Tuesday, 1 March 2011

Baking bread: simple pleasures

There's way too much bad bread out there. Even here in North London it's difficult to find a decent loaf without having to search out decent delis, specialist bakers or markets. And, when you do, you have to spend a pretty penny. For a number of years I've used my trusty Morphy Richards breadmaking machine to improve the quality of our bread, but I've always yearned for the satisfaction of being a proper home baker.

I've had a few attempts, but I think the yeast may have been lurking in the cupboard for too long and the results were leaden. So, this year, I have restocked the larder and plan to give home baking the time and respect it deserves. Bread is a fundamental foodstuff that humans have been making for thousands of years. It really can't be that difficult, can it?
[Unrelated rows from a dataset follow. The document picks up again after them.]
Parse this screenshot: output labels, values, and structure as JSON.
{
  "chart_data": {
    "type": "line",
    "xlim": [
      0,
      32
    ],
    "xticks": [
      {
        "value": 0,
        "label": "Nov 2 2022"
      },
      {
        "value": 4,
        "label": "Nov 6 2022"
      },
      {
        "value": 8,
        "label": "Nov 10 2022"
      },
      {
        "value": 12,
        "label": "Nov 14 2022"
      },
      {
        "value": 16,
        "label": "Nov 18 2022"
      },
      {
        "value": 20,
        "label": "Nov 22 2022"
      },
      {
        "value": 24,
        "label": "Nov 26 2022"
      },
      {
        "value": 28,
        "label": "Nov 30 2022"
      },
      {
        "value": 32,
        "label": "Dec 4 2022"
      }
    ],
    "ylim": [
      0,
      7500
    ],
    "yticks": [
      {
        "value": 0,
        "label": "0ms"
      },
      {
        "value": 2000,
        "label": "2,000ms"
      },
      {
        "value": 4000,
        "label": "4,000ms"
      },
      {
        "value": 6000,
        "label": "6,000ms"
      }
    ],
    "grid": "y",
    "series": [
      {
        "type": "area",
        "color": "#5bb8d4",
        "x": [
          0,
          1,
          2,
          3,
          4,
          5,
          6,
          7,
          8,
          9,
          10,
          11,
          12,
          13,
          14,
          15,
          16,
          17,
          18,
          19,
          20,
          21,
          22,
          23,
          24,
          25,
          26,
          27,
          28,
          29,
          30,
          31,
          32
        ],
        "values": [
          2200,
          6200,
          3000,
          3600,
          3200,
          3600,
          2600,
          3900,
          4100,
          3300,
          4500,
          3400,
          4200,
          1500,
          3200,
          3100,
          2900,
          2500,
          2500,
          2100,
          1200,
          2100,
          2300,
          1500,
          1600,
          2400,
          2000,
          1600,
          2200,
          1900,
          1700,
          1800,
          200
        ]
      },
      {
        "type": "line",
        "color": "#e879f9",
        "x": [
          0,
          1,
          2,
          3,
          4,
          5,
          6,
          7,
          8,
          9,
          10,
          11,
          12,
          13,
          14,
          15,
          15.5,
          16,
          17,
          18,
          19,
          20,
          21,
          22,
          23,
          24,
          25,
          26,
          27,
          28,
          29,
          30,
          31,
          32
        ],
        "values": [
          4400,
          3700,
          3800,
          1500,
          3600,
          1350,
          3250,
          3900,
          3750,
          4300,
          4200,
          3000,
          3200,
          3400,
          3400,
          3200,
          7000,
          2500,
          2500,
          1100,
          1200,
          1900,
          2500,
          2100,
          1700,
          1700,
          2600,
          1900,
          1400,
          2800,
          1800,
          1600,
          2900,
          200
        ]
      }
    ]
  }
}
No it isn't! What's more, thanks to the Internet, you quickly realise how many keen home bakers are out there, many offering tips, recipes and support. As a regular reader of the Guardian, I'm often drawn to Dan Lepard's recipes and, emboldened by having successfully made his Black Forest Ham Rolls (published 22 January 2011), I was ready to move on to bread proper. Last week I keyed his name into Google, along with the word 'spelt' as I've had a bag of spelt flour which has been languishing in the cupboard for too long. I came across a wonderful Anglo-Spanish blog, The Winter Guest, and an adaptation of a recipe from Lepard's book The Handmade Loaf. (I have ordered a copy, of  course.) I followed Miriam's clear instructions, using a half quantity of wholemeal spelt, but my kneading is more in line with the Lepard approach – three short kneads of about 15 seconds with 10 minutes between them, followed by 30 minutes' resting time. I baked this for the first time last Friday – and was delighted that my loaf looked just like Miriam's. As the loaf went down so well (and so quickly) over the weekend, I baked a double quantity yesterday.

I'm just warming up, though, using commercial yeast. The next step is to get much more hardcore and move on to sourdough bread...

Dan Lepard's simple milk loaf (double quantity)
500g strong white flour
500g all-purpose flour
700g whole milk at room temperature
40g golden or maple syrup (like Miriam I used maple)
3 teaspoons fresh yeast (like Miriam I used dried fast-action yeast – 2 sachets or 15g)
2 1/2 teaspoons good sea salt

In a large bowl mix together all the ingredients. Remove the dough from the bowl and give it a light knead on a floured surface. Return it to the bowl, cover with a slightly damp tea cloth and leave to rest for 10 minutes.

Take out of the bowl and continue kneading on an oiled (or floured) surface for 15 seconds. Wipe out the bowl and lightly oil it.

Return the dough to the bowl, cover and leave for 10 minutes.

Repeat this process twice. Then leave the dough to rise in an oiled bowl, covered. In the picture above, you can see how the yeast has already started working – the dough has become silky textured and pliable.

After about an hour, the dough will have risen considerably (see above), remove from the bowl and punch out the air, giving it a good bash about.

Butter and lightly flour two 2lb loaf tins. Divide the dough into four balls and place two in each tin.

Cover the tins with the damp cloth and leave in a warm place to prove for a second time until almost doubled in size.

Brush the loaves with some milk and bake at 210°C for 15 minutes. Reduce the temperature to 180°C and bake for another 20 minutes.

Can you see that the longer, narrower tin worked much better than the other which is better suited to loaf cakes. My preferred tin (below left) is La Forme Kaiser 2lb tin, 25cm x 11cm. The other is by Anolon and is 23cm x 13cm.



  1. Thanks for your praise... I'm so glad you liked it! Your loafs look terrific, Dan Lepard's recipes are delicious...

  2. Lovely to hear from you Miriam. I'm so pleased I discovered your gorgeous blog.